LogisticRegression_0532bab5fcbf

In [6]:
# Define a pipeline 
pipeline = Pipeline().setStages([assembler, lr])
classificationModel = pipeline.fit(trainDF)

# Now, the classification model can be used to predict the class label
# of new unlabeled data

In [7]:
# Make predictions on the test data using the transform() method of the
# trained classification model transform uses only the content of 'features'
# to perform the predictions.The model is associated with the pipeline and hence
# also the assembler is executed
predictionsDF = classificationModel.transform(testDF)

In [11]:
# The predicted value is column prediction
# The actual label is column label
# Define a set of evaluators

myEvaluatorAcc = MulticlassClassificationEvaluator(labelCol="label",\
                                                    predictionCol="prediction",\
                                                    metricName='accuracy')

myEvaluatorF1 = MulticlassClassificationEvaluator(labelCol="label",\
                                                    predictionCol="prediction",\
                                                    metricName='f1')

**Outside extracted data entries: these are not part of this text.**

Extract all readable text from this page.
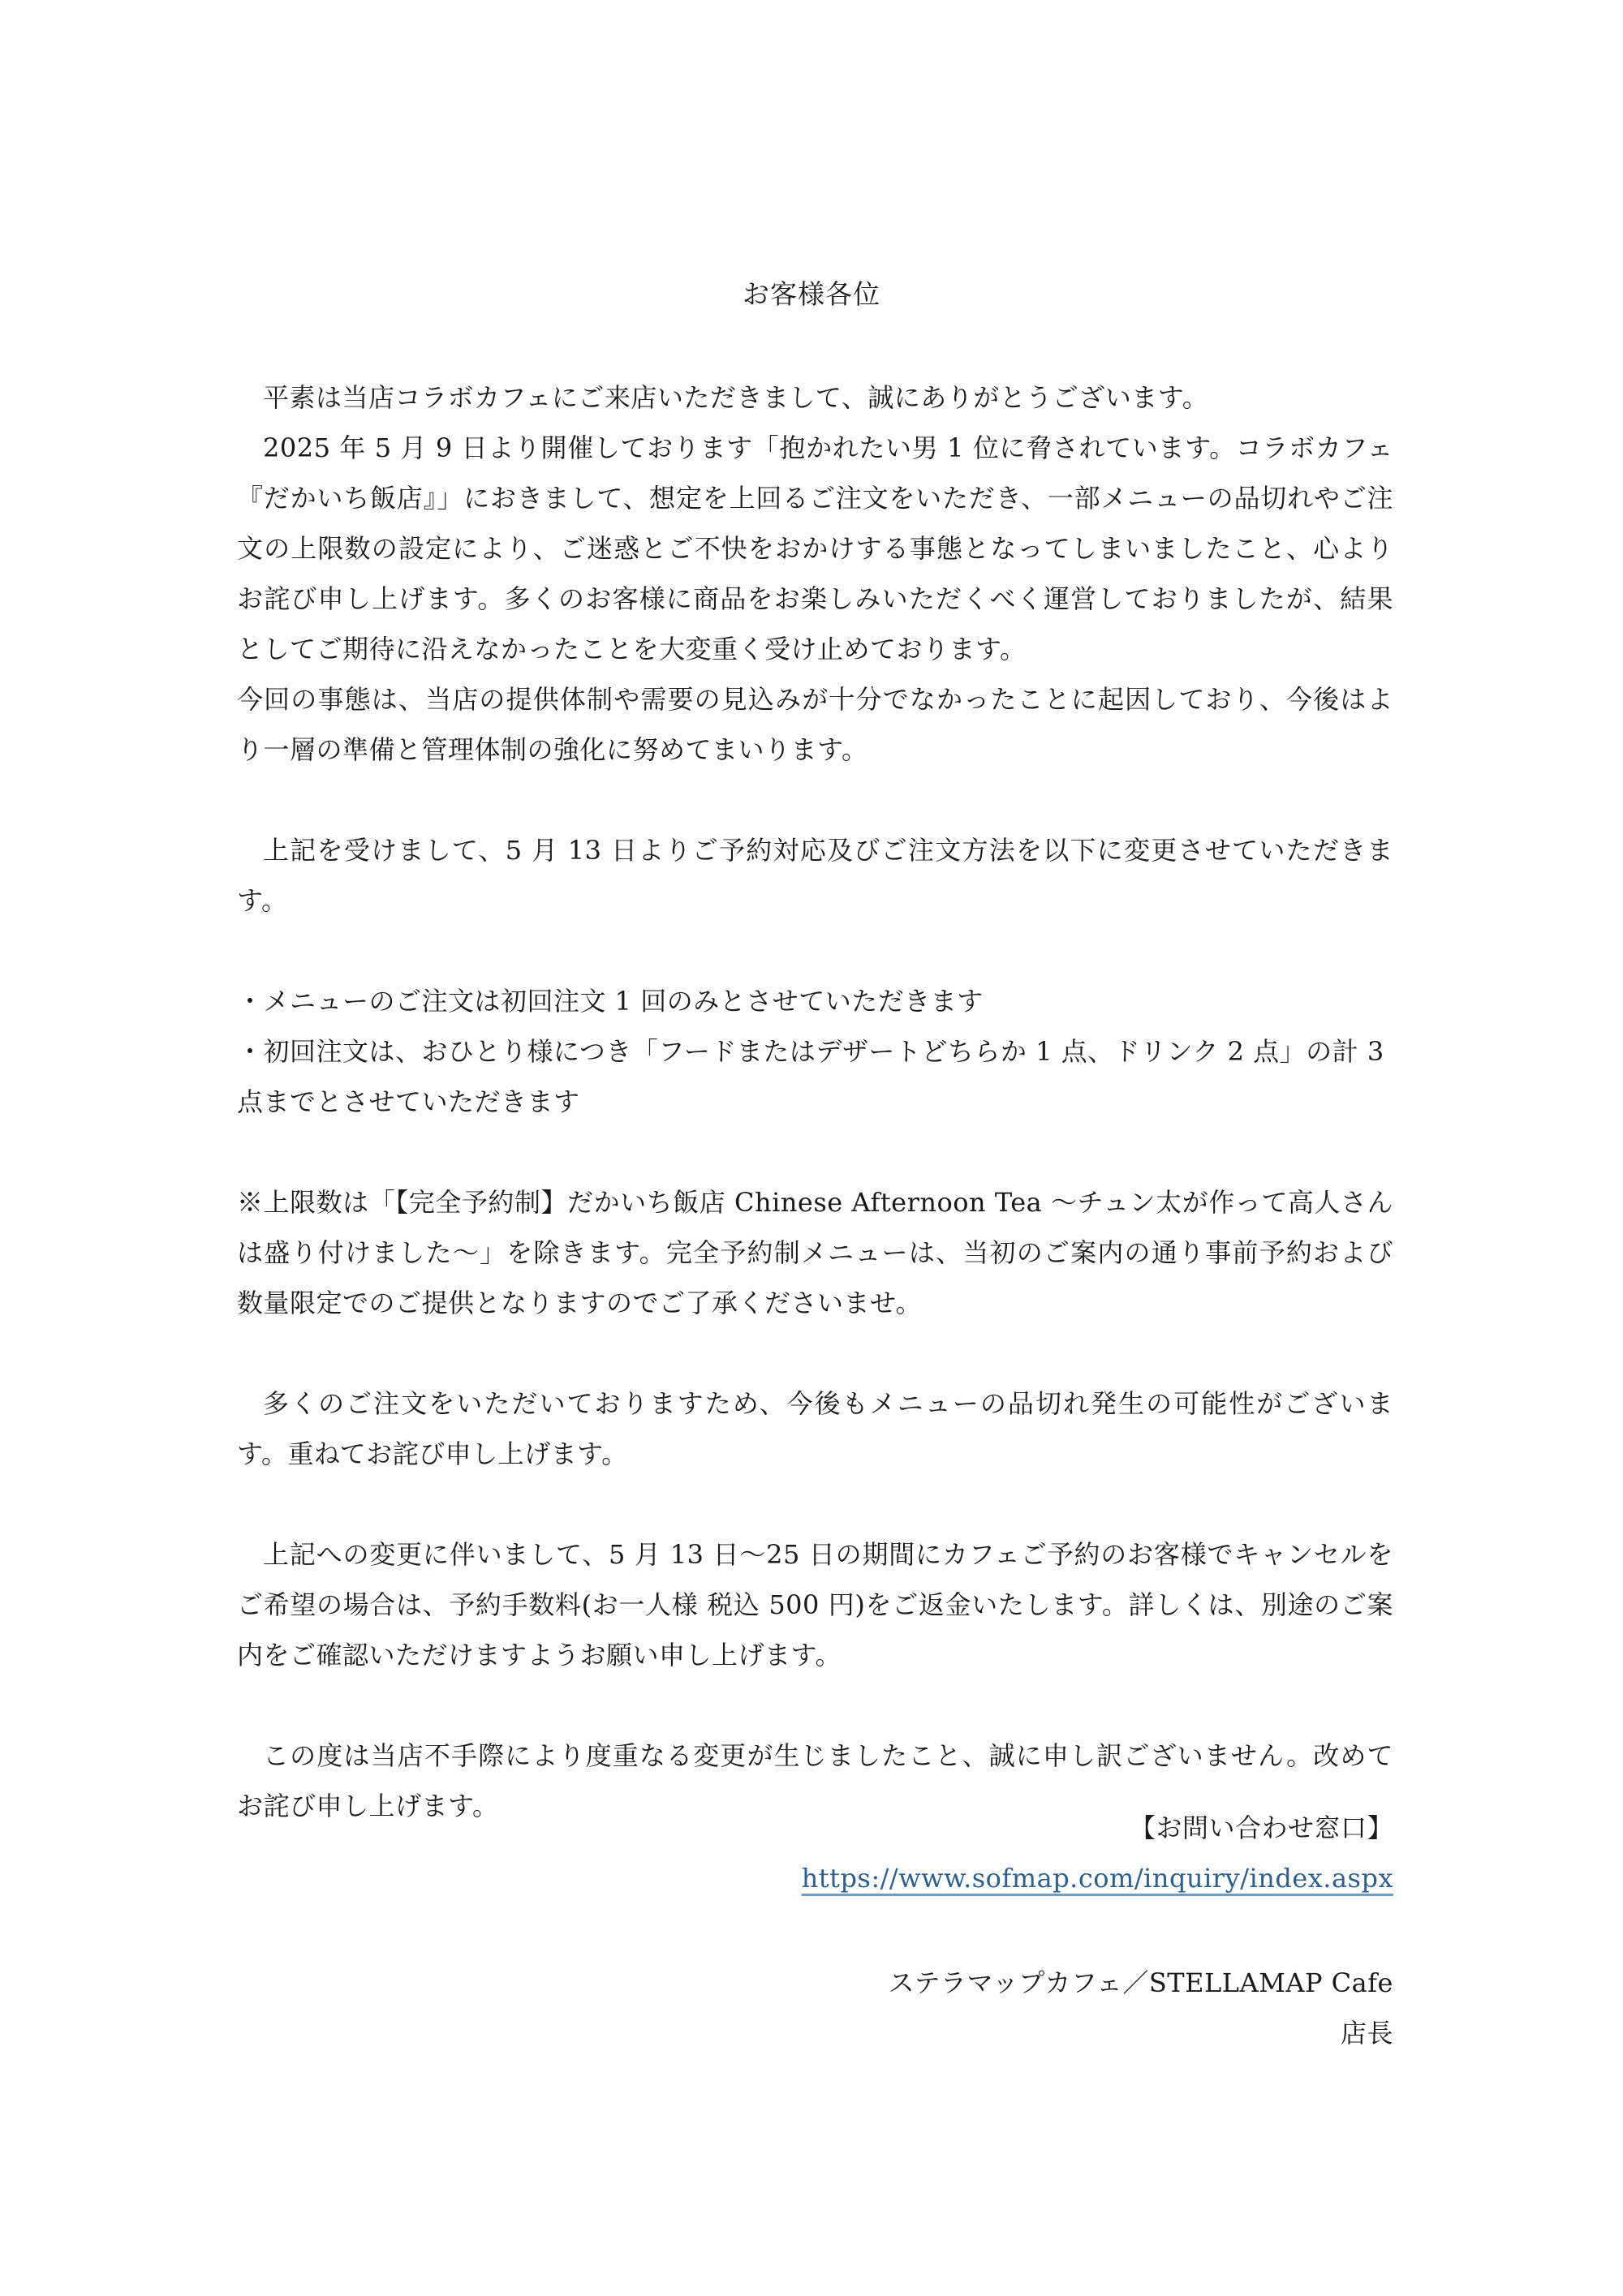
お客様各位

平素は当店コラボカフェにご来店いただきまして、誠にありがとうございます。

2025 年 5 月 9 日より開催しております「抱かれたい男 1 位に脅されています。コラボカフェ『だかいち飯店』」におきまして、想定を上回るご注文をいただき、一部メニューの品切れやご注文の上限数の設定により、ご迷惑とご不快をおかけする事態となってしまいましたこと、心よりお詫び申し上げます。多くのお客様に商品をお楽しみいただくべく運営しておりましたが、結果としてご期待に沿えなかったことを大変重く受け止めております。

今回の事態は、当店の提供体制や需要の見込みが十分でなかったことに起因しており、今後はより一層の準備と管理体制の強化に努めてまいります。

上記を受けまして、5 月 13 日よりご予約対応及びご注文方法を以下に変更させていただきます。

・メニューのご注文は初回注文 1 回のみとさせていただきます

・初回注文は、おひとり様につき「フードまたはデザートどちらか 1 点、ドリンク 2 点」の計 3 点までとさせていただきます

※上限数は「【完全予約制】だかいち飯店 Chinese Afternoon Tea ～チュン太が作って高人さんは盛り付けました～」を除きます。完全予約制メニューは、当初のご案内の通り事前予約および数量限定でのご提供となりますのでご了承くださいませ。

多くのご注文をいただいておりますため、今後もメニューの品切れ発生の可能性がございます。重ねてお詫び申し上げます。

上記への変更に伴いまして、5 月 13 日～25 日の期間にカフェご予約のお客様でキャンセルをご希望の場合は、予約手数料(お一人様 税込 500 円)をご返金いたします。詳しくは、別途のご案内をご確認いただけますようお願い申し上げます。

この度は当店不手際により度重なる変更が生じましたこと、誠に申し訳ございません。改めてお詫び申し上げます。

【お問い合わせ窓口】
https://www.sofmap.com/inquiry/index.aspx
ステラマップカフェ／STELLAMAP Cafe
店長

myEvaluatorWeightedPrecision = MulticlassClassificationEvaluator(labelCol="label",\
                                                            predictionCol="prediction",\
                                                                metricName='weightedPrecision')
myEvaluatorWeightedRecall = MulticlassClassificationEvaluator(labelCol="label",\
                                                            predictionCol="prediction",\
                                                                metricName='weightedRecall')

In [12]:
# Apply the evaluators on the predictions associated with the test data
# Print the results on the standard output

print("Accuracy on test data ", myEvaluatorAcc.evaluate(predictionsDF))
print("F1 on test data ", myEvaluatorF1.evaluate(predictionsDF))
print("Weighted recall on test data ",\
                    myEvaluatorWeightedRecall.evaluate(predictionsDF))
print("Weighted precision on test data ",\
                    myEvaluatorWeightedPrecision.evaluate(predictionsDF))

Accuracy on test data  1.0
F1 on test data  1.0
Weighted recall on test data  1.0
Weighted precision on test data  1.0


### Do you think caching is useful here?
Do you think it would be useful to cache the trainig set, or something else? In this case we use the matrix associated with the predictions many times. For this reason it would be a good idea to cache its content. 

Is also a good idea to cache the training DF. If we analyse the content of the algorithm we are going to apply, for instance the LR, the system will iterate many times on the training DF.